Many of them are. For example,
http://commons.wikimedia.org/wiki/File:Swedish_patent_14_Mj%C3%B6lqvarn.pdf
contains:
{{Information
|Description=Swedish patent 14: Mjölqvarn
|Source=Digitized by [
http://nordiskapatent.se/ NordiskaPatent.se]
|Date=January 23, 1885
|Author=R. Setz, J. Schweiter, Clus, Switzerland
|Permission=
|other_versions=
}}
This looks very formalized and parsable to me.
I filled it in when I uploaded the file to
Commons, and exactly the same fields need to be
filled in manually in the newly created Index page.

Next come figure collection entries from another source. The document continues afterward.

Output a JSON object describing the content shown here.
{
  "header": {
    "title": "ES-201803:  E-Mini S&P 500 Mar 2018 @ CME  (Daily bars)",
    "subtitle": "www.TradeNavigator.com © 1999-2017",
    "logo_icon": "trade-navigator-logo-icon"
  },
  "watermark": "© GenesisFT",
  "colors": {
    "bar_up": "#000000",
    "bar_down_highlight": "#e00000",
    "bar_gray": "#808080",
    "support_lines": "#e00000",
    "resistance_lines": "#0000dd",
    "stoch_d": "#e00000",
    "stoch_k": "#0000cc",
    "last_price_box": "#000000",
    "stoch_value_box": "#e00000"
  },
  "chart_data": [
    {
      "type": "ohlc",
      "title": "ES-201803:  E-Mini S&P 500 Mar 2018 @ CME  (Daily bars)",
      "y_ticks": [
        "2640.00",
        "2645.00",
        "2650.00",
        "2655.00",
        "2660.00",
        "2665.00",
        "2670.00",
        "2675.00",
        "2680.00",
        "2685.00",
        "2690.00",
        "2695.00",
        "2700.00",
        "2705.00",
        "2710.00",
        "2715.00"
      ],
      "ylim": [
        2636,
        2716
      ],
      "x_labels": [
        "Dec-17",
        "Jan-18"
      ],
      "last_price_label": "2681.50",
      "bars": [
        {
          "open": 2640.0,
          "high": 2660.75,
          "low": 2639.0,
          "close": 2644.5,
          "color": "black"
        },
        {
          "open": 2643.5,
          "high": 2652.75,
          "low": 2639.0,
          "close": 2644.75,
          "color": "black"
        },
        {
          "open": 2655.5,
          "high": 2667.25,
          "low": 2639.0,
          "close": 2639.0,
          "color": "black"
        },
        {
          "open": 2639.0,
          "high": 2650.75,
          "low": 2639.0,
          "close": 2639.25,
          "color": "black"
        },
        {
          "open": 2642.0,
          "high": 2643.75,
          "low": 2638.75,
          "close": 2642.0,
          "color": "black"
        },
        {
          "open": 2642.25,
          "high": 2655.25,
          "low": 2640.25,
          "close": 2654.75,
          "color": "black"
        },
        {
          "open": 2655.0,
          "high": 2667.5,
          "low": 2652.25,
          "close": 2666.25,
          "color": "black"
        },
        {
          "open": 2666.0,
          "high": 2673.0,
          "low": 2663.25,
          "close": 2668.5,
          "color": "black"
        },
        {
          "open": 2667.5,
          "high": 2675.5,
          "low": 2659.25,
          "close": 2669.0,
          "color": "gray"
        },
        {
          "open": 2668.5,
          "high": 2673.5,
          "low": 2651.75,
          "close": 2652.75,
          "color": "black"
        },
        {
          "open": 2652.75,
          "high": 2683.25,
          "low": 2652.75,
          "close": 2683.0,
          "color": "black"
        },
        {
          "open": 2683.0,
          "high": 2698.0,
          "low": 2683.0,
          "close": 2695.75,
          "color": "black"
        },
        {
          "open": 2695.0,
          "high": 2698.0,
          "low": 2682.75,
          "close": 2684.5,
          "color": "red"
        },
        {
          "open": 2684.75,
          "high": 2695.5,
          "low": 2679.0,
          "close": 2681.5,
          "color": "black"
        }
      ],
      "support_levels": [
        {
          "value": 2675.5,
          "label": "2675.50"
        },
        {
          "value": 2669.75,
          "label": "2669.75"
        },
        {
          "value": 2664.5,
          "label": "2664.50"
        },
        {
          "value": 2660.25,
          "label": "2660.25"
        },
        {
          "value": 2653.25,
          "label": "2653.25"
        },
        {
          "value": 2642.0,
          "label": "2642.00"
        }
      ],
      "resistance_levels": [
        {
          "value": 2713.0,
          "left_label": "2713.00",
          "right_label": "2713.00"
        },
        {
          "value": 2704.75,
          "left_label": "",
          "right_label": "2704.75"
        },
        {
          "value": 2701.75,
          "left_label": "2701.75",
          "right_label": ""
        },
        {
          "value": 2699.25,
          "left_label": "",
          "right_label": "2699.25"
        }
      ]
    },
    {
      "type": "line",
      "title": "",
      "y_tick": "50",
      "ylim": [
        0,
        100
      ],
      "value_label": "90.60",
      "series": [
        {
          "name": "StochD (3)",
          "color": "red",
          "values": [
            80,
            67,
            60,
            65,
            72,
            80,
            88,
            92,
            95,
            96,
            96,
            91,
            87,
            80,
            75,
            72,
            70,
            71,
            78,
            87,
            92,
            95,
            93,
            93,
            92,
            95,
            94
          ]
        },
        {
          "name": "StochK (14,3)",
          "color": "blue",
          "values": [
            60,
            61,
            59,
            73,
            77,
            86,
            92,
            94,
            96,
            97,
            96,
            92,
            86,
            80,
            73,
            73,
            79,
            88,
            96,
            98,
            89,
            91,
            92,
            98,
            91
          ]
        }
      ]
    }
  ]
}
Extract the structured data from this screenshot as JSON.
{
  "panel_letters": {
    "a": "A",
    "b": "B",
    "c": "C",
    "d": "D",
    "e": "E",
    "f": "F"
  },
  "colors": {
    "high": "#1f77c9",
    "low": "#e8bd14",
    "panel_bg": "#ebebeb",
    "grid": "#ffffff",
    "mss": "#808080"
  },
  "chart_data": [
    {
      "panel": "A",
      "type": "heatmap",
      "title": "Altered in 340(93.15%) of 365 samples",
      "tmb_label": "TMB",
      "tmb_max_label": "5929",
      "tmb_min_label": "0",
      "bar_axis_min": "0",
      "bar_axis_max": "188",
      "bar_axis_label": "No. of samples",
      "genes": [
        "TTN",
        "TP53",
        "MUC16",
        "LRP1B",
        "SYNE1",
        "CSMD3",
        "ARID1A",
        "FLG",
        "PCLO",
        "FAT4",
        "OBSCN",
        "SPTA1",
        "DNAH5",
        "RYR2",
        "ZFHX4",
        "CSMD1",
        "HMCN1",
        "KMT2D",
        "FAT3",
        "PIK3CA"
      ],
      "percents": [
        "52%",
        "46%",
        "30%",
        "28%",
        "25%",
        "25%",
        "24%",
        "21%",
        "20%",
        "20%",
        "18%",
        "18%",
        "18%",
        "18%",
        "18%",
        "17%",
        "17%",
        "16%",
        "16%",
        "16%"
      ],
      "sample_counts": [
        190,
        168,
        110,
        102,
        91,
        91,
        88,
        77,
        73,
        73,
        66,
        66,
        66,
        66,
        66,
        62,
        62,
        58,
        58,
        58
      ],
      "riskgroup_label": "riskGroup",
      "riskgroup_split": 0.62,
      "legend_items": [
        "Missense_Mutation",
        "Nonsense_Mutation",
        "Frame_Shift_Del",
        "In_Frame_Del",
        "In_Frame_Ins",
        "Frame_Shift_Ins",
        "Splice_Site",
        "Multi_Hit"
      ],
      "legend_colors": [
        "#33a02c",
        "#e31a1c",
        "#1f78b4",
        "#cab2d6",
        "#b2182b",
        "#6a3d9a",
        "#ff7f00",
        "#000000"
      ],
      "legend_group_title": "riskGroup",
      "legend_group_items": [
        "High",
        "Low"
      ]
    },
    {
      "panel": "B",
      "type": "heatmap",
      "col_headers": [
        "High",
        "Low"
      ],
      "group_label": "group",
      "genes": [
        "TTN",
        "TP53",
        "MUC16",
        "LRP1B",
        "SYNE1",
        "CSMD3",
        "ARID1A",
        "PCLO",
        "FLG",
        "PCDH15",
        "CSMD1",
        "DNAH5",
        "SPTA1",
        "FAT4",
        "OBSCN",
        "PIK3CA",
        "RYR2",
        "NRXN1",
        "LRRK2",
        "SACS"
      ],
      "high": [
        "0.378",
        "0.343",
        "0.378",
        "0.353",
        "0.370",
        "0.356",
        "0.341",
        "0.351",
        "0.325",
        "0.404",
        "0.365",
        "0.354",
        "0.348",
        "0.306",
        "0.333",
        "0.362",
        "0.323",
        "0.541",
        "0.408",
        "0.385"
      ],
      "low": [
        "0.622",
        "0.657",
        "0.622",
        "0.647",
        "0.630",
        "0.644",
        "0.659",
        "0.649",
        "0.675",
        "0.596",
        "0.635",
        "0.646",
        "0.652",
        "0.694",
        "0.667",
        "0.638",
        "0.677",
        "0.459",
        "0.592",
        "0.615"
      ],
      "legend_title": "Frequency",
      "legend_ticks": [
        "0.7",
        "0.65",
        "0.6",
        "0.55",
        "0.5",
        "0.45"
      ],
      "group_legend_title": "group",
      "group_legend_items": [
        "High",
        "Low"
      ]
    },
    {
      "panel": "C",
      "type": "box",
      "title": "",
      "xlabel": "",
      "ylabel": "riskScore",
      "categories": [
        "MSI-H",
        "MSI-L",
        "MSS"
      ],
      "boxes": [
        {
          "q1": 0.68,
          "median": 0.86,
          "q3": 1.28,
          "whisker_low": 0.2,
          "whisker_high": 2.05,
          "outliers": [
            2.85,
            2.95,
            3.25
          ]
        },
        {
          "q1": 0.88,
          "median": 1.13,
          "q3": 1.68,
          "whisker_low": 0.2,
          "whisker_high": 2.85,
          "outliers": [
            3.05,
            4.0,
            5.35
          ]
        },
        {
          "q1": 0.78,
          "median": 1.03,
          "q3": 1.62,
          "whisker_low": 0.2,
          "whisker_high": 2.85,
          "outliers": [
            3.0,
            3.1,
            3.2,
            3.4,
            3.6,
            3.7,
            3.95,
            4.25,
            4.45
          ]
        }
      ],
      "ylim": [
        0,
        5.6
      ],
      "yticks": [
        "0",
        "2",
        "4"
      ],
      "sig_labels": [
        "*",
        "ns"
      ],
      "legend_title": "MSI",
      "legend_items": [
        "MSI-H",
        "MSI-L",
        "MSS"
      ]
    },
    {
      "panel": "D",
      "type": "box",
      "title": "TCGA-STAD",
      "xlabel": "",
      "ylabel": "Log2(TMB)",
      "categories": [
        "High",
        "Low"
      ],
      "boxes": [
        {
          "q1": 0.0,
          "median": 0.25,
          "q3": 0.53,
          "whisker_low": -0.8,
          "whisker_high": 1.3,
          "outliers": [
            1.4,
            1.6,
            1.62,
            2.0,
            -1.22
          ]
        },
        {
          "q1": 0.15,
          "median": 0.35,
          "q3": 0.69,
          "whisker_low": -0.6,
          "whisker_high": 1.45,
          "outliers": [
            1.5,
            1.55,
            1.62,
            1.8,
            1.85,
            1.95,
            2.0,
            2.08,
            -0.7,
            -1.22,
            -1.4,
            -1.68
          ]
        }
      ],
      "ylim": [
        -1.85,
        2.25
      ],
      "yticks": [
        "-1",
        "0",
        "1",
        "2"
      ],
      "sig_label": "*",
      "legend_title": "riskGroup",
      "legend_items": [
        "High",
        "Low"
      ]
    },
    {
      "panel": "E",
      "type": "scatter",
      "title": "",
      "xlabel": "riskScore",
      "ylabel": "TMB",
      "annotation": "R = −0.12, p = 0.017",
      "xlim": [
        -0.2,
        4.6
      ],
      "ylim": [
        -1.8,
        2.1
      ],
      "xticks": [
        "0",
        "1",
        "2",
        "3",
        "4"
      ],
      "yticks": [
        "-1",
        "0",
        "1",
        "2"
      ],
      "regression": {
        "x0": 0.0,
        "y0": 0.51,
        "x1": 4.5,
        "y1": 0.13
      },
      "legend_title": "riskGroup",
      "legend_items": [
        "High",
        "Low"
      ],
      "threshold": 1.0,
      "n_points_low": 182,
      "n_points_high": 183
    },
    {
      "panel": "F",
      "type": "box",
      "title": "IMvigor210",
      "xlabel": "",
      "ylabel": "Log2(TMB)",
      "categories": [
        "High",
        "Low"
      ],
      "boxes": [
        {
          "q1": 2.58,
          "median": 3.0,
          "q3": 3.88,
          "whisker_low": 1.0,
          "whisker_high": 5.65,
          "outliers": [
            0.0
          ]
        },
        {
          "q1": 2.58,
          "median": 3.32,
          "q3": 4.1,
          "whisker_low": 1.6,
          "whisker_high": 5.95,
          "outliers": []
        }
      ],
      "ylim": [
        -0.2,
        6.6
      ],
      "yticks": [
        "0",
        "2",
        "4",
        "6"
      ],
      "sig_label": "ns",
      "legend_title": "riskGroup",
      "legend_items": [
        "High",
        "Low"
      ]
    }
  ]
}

Maybe I should design a tool or bot that asks for
these fields once, and then uploads the file and
creates the Index page, based on that information.
And my question was: Has anybody already done that?
not to my knowledge.
it is possible to request the text with the api, why dont you try it.
What you describe is _already_ implemented :
when a page is created, its text is extracted
from the text layer of the corresponding djvu or pdf.
All you need to do is create djvu files with a proper text layer.
You are correct, it does indeed work, but only
after I action=purge the PDF file on Commons.
It never worked for me on the first try,
without any purge. And I was misled by an
earlier bug where action=purge didn't help,
so it took me a while before I tested this.
So why is the purge necessary? If OCR text
extraction ever fails, why is this not detected
and automatically retried?
purge is necessary only for files that were uploaded previously, when
text extraction was not performed. Note that text layer extraction for
pdf files is new.
When I try to create
http://sv.wikisource.org/wiki/Sida:Swedish_patent_14_Mj%C3%B6lqvarn.pdf/1
there is a character encoding error in the OCR text.
It looks as if the PDF contains 8-bit data, which
is loaded into the UTF-8 form without conversion.
Cut-and-paste from Acrobat Reader works fine.
yes there is a conversion problem with pdf; it works better with djvu.